What's funny, though, is that for all her uptightness, Jessica also cuts corners that I don't feel comfortable with--and that Julie (my role model and exemplar in all nursing standards) doesn't cut. I guess maybe it's that Jessica's tightly-wound-ness is more about rules and efficiency and less about the big picture of providing good patient care. It's really nothing egregious, and I think she probably provides perfectly safe patient care, but she often doesn't go the extra step--doesn't look stuff up when there's a little question; she just fills in paperwork to get it filled in and doesn't take time to think carefully about it. Things like that. Julie always seems to do both, to get things done efficiently and to make sure to serve the larger good of patient care.

At the end of the shift, as we were sitting and charting, Jessica and I were talking (pretty amicably by now, thank goodness), about the weekend and when we were next on together. She had been looking out for me and made sure that since the Clinical Nurse Specialist was on vacation, we got the Nurse Manager to make up a schedule for me for the next few weeks. I was really very grateful, because I was feeling shy about making it happen, but at the same time really wanted to know what my life is going to look like. And we saw on the schedule that our next workday was Tuesday. "So at the beginning of the shift, we'll sit down and plan out the day together," Jessica said. Oh dear, here we go again.

"Um," I said. "Um, I was thinking that maybe I should try to plan out my day myself. I really, really appreciate your stepping in with Room 16 so that I could finish up everything for 32A today. It made it so much easier. But I'm thinking it might be a necessary part of the process for me to, you know, make mistakes, and to some degree suffer the consequences, you know? I mean, not to the point of, I don't know, going to cry in the bathroom or anything, but it just seems like I really have to learn the process of time management from the inside out. So I should try to kind of, you know, go through the process from scratch. So I can slowly learn how to be independent. I mean, if I'm really super overwhelmed, I might have to ask you to rescue me a little occasionally, but I think I should try to do it by myself."

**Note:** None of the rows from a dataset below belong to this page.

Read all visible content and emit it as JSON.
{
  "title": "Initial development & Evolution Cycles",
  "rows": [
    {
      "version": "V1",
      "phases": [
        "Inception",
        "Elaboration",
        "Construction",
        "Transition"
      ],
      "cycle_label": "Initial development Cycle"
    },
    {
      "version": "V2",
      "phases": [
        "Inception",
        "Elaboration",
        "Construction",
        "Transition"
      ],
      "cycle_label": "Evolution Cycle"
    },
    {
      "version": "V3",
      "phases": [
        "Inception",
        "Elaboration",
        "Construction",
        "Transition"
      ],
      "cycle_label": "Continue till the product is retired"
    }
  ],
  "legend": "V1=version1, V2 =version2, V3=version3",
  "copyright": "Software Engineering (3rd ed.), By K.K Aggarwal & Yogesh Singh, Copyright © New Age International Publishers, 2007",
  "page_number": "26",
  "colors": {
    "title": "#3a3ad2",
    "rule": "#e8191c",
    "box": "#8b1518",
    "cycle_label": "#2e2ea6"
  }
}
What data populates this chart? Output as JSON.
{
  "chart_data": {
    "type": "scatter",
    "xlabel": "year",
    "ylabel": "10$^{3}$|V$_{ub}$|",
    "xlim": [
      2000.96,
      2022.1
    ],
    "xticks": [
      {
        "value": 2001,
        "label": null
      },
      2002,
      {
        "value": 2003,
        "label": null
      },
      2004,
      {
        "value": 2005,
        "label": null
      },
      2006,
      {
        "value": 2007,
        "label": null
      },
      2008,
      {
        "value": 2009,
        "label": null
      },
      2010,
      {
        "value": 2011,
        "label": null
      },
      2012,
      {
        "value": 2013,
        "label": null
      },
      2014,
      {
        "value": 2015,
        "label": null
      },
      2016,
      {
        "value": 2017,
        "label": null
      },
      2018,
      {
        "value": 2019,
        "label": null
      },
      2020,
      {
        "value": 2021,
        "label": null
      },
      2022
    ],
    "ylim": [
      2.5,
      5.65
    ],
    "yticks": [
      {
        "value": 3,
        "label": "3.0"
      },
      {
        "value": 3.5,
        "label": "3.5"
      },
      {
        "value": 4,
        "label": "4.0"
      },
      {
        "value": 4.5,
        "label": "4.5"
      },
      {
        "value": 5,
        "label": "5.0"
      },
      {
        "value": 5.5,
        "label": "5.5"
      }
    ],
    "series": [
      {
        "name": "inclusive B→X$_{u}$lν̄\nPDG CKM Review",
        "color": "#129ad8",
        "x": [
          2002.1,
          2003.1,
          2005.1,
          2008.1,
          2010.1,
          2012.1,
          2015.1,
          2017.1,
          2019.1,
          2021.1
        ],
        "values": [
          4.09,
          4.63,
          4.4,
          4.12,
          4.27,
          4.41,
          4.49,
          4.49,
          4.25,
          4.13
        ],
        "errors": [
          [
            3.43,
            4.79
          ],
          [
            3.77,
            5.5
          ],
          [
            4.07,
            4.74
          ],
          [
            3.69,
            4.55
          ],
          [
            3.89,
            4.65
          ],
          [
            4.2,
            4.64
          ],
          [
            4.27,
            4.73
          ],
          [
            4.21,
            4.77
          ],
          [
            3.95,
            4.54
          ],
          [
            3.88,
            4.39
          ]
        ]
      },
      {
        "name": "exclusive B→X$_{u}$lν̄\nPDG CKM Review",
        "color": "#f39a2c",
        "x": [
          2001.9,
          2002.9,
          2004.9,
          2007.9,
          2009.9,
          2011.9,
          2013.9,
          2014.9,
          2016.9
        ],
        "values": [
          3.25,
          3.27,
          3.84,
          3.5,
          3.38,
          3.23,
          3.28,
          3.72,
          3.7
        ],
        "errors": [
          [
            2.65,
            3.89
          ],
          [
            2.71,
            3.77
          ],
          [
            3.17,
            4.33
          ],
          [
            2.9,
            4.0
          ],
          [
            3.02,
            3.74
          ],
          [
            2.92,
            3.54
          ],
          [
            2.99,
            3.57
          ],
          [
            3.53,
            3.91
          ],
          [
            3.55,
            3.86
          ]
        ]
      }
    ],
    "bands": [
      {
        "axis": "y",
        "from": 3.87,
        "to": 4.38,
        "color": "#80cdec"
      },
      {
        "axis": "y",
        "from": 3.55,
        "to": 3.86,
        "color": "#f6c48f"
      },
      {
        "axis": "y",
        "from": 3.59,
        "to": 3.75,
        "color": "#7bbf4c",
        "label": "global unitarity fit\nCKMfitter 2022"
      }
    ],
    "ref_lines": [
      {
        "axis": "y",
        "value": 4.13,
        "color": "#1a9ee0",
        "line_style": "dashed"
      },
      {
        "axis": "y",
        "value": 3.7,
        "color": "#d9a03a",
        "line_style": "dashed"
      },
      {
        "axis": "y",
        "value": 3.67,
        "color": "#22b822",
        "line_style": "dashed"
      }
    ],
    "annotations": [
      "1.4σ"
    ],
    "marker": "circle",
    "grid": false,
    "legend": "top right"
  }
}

I have to admit, I felt like a frigging genius. None of what I said was at all untrue--I had just managed to find a place to stand from which I could say what needed to be said without it being at all threatening or angry or anything. It was all about my shortcomings and my weaknesses and my vulnerability, and not a whisper about her driving me bats. And she relaxed immediately. She seemed truly relieved. I gave myself an internal high-five.

So that's the plan for Tuesday, and I have to say I'm feeling fired up. My twin (and fortunately complementary) goals: provide excellent, safe, and efficient patient care, and keep Jessica off my damned case. I figure I have to be so good, so thorough, so on top of things, that she isn't tempted to put her little fingers in. I'm in the process of making up my own special scut sheets, a format for writing stuff down and figuring out my priorities and keeping the important things in mind, and prompting myself to do the stuff I have a tendency to forget. And then I'll go in a little early, and I'll read the charts and look up the labs and get everything all mapped out for myself. And buy myself the right to go in and check in and say good morning to my patients before I get their damned 8am meds, if I so choose. We'll see how it goes.